These series of guest posts are written by the teams attending the Tetuan Valley Startup School 2011 Fall edition. This post is written by the Referama team, formed by Alejandro Riera and Fernando Sáinz.
Lately, we’ve been laughing at the never ending pile of difficulties in order to run a startup. It’s the same kind of laughter that you have when you dive through a huge wave in the sea just to meet her bigger sister and the rest of the family upon emerging. Philip’s last article encouraged us to resist the ‘Trough of Sorrow’ that follows a successful press coverage. Great, if we are lucky enough to get Techcrunched we’ll be closer to facing the “crash of ineptitude” and “wiggles of false hope”. Only then we will be know if we can make it out alive from the the valley of despair and the temple of doom.
At least it is becoming clear that this is an adventure.
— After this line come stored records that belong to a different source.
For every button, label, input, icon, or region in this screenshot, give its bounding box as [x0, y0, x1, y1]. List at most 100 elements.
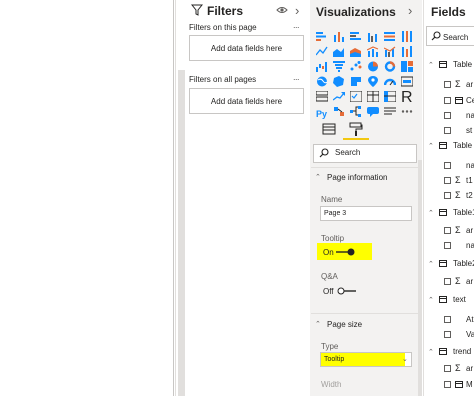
stacked-area-chart-icon[interactable]	[350, 44, 362, 57]
100-stacked-bar-chart-icon[interactable]	[384, 29, 396, 41]
azure-map-icon[interactable]	[367, 74, 379, 87]
field-table-name: Table	[453, 60, 473, 69]
multi-row-card-icon[interactable]	[315, 89, 329, 102]
stacked-column-chart-icon[interactable]	[333, 29, 345, 42]
clustered-bar-chart-icon[interactable]	[350, 29, 362, 40]
field-checkbox[interactable]	[444, 81, 451, 88]
field-checkbox[interactable]	[444, 278, 451, 285]
qa-toggle-switch[interactable]	[336, 286, 358, 296]
ribbon-chart-icon[interactable]	[401, 44, 413, 57]
name-label: Name	[321, 195, 343, 204]
treemap-icon[interactable]	[401, 59, 413, 72]
field-checkbox[interactable]	[444, 162, 451, 169]
chevron-up-icon[interactable]: ⌃	[428, 348, 434, 356]
stacked-bar-chart-icon[interactable]	[316, 29, 328, 41]
filters-collapse-icon[interactable]: ›	[295, 3, 299, 18]
field-checkbox[interactable]	[444, 97, 451, 104]
funnel-chart-icon[interactable]	[333, 59, 345, 72]
filters-on-page-label: Filters on this page	[189, 23, 257, 32]
field-table-name: Table	[453, 141, 473, 150]
card-icon[interactable]	[400, 74, 414, 87]
field-checkbox[interactable]	[444, 381, 451, 388]
page-name-input[interactable]: Page 3	[320, 206, 412, 221]
qa-visual-icon[interactable]	[367, 104, 379, 117]
page-information-header[interactable]: Page information	[327, 173, 387, 182]
slicer-icon[interactable]	[349, 89, 363, 103]
smart-narrative-icon[interactable]	[384, 104, 396, 115]
gauge-icon[interactable]	[383, 74, 397, 86]
scatter-chart-icon[interactable]	[350, 59, 362, 71]
page-size-header[interactable]: Page size	[327, 320, 362, 329]
waterfall-chart-icon[interactable]	[316, 59, 328, 72]
sigma-icon: Σ	[455, 190, 461, 200]
line-and-column-chart-icon[interactable]	[366, 44, 379, 57]
visualizations-scrollbar[interactable]	[418, 160, 422, 396]
chevron-up-icon[interactable]: ⌃	[428, 61, 434, 69]
chevron-up-icon[interactable]: ⌃	[428, 209, 434, 217]
field-checkbox[interactable]	[444, 331, 451, 338]
map-icon[interactable]	[316, 74, 328, 87]
kpi-icon[interactable]	[332, 89, 345, 101]
field-name: t1	[466, 176, 473, 185]
table-icon	[439, 260, 447, 267]
area-chart-icon[interactable]	[333, 44, 345, 57]
section-divider	[311, 167, 421, 168]
filters-title: Filters	[207, 4, 244, 18]
matrix-icon[interactable]	[383, 89, 397, 103]
field-checkbox[interactable]	[444, 227, 451, 234]
search-icon	[431, 31, 441, 41]
filled-map-icon[interactable]	[333, 74, 345, 87]
chevron-up-icon[interactable]: ⌃	[428, 296, 434, 304]
page-filter-well[interactable]: Add data fields here	[189, 35, 304, 61]
visualizations-search-placeholder: Search	[335, 148, 361, 157]
filters-scrollbar[interactable]	[178, 70, 185, 396]
field-checkbox[interactable]	[444, 365, 451, 372]
qa-label: Q&A	[321, 272, 338, 281]
clustered-column-chart-icon[interactable]	[367, 29, 379, 42]
field-checkbox[interactable]	[444, 177, 451, 184]
eye-icon[interactable]	[276, 5, 288, 15]
r-script-visual-icon[interactable]: R	[401, 89, 413, 106]
field-name: Ce	[466, 96, 474, 105]
more-options-icon[interactable]: ...	[293, 20, 300, 30]
field-name: na	[466, 241, 474, 250]
more-options-icon[interactable]: ...	[293, 72, 300, 82]
field-name: st	[466, 126, 473, 135]
donut-chart-icon[interactable]	[384, 59, 396, 72]
shape-map-icon[interactable]	[350, 74, 362, 86]
chevron-up-icon[interactable]: ⌃	[428, 260, 434, 268]
more-visuals-icon[interactable]	[401, 104, 413, 115]
decomposition-tree-icon[interactable]	[350, 104, 362, 117]
100-stacked-column-chart-icon[interactable]	[401, 29, 413, 42]
fields-search-placeholder: Search	[443, 33, 469, 42]
report-canvas[interactable]	[0, 0, 180, 396]
field-name: At	[466, 315, 474, 324]
pie-chart-icon[interactable]	[367, 59, 379, 72]
key-influencers-icon[interactable]	[333, 104, 345, 116]
table-icon[interactable]	[366, 89, 380, 103]
chevron-down-icon[interactable]: ⌄	[402, 355, 408, 363]
section-divider	[311, 313, 421, 314]
chevron-up-icon[interactable]: ⌃	[315, 173, 321, 181]
line-chart-icon[interactable]	[315, 44, 328, 56]
qa-toggle-value: Off	[323, 287, 334, 296]
chevron-up-icon[interactable]: ⌃	[428, 142, 434, 150]
field-checkbox[interactable]	[444, 316, 451, 323]
sigma-icon: Σ	[455, 225, 461, 235]
visualizations-title: Visualizations	[316, 5, 396, 19]
all-pages-filter-well[interactable]: Add data fields here	[189, 88, 304, 114]
field-checkbox[interactable]	[444, 127, 451, 134]
field-checkbox[interactable]	[444, 112, 451, 119]
field-checkbox[interactable]	[444, 192, 451, 199]
calculator-icon	[455, 97, 463, 104]
tooltip-toggle-value: On	[323, 248, 334, 257]
field-checkbox[interactable]	[444, 242, 451, 249]
fields-tab-icon[interactable]	[322, 123, 336, 135]
field-name: na	[466, 161, 474, 170]
format-paint-roller-icon[interactable]	[349, 122, 363, 136]
visualizations-collapse-icon[interactable]: ›	[408, 3, 412, 18]
line-and-clustered-column-chart-icon[interactable]	[383, 44, 396, 57]
tooltip-toggle-switch[interactable]	[335, 247, 357, 257]
python-visual-icon[interactable]: Py	[316, 104, 328, 119]
chevron-up-icon[interactable]: ⌃	[315, 320, 321, 328]
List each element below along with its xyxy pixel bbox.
Who is picking up the names? We were happily thinking about early adopters when we discovered, The Chasm. If you manage to attract some people you’ll walk directly into the pitfall of death, also known as the inevitable phase of annihilation or destruction of hope. Yes, we will launch a startup and enroll with the lemmings, awesome.
But hey, failing is good, investors love people who have already failed, and we’ll have better chances on our fourth attempt. When you think about it, it is tempting to crash our 2nd startup just a little faster.
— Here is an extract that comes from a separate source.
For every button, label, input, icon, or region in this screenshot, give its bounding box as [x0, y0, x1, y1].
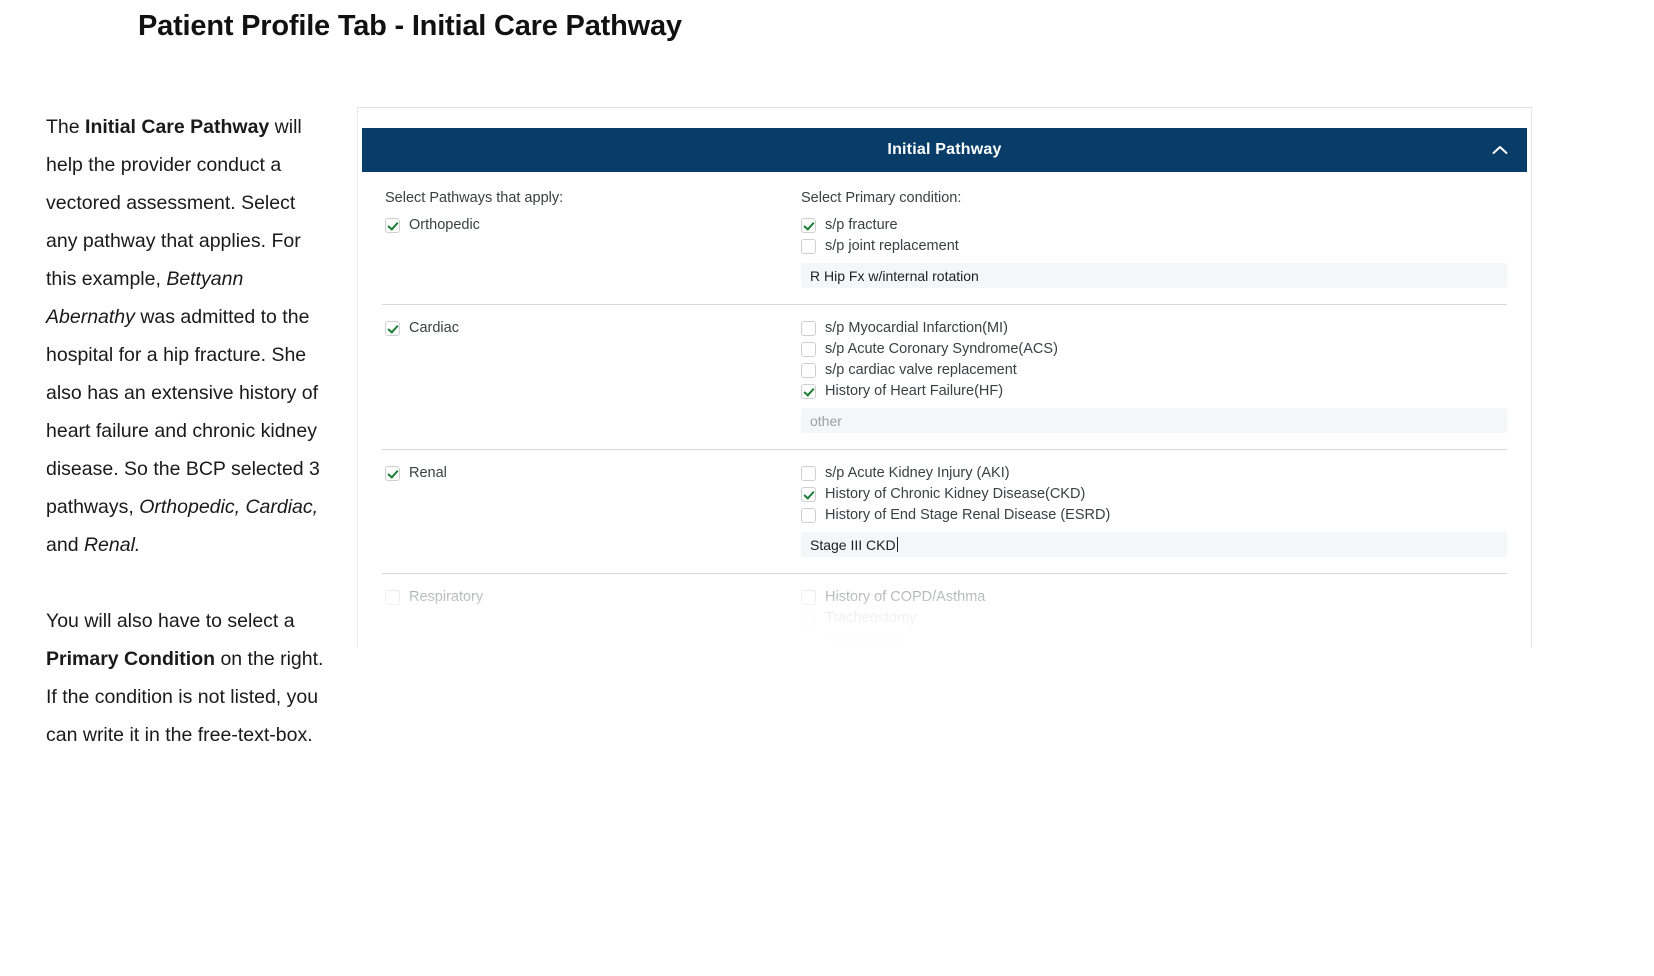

Everyday you do your best at reconciling certain contradictions like, “don’t focus on money now, you still don’t know your clients or product” and “tell me your electricity expenses in five years” .. “ do not take friends as founders” and “you have to trust and know your founders like the back of your hand because a startup is like two years in a submarine”. Focus but do twenty things at a time, listen to feedback but stick to what you think is best, etc.
Competitors are a another good reason to give up before you start. Do you have lots of them? That’s bad. They probably have a couple million in funding, and have been trained by Spartans with years of experience. And if there are very few competitors, even worse, this means nobody cares. But, if choose to do it anyhow, clones will blossom like mushrooms overnight ready to surpass you.
So people will say, “Google, Apple, Facebook or any of those could develop what you do with the snap of their fingers”, and then ask “What is your unfair advantage?”. A good anwer would be “our madness”. We wished we could say “our grand network of partnerships” or “because we’re holding a thermal detonator”. At the end, any edge we may have can be matched by others, but our strength is to want something to exist and to be stubborn enough to create it one way or another. If you don’t want to put in that in your canvas, you can say that being small lets you evolve faster and try new things. Now you sound like a mutant cockroach, only with shorter life expectations.
Trying to build a startup is impossible. But you are going to attempt it, till the death. Literally. 99 of startups result in a nuclear explosion, and the remaining 1 percent are not as fortunate.
Being part of the Tetuan Valley Startup School and el Vivero Carabanchel, made us realize that the best thing before vanishing off the face of earth is to be surrounded by other people who are going mental, and struggling just like us to make something new on their own. It helps to share each others frustration and enthusiasm. We work together on holidays; we discuss each others challenges and we will laugh together when we see the next tidal wave coming. Without a support group like this, we would explode before we even got started.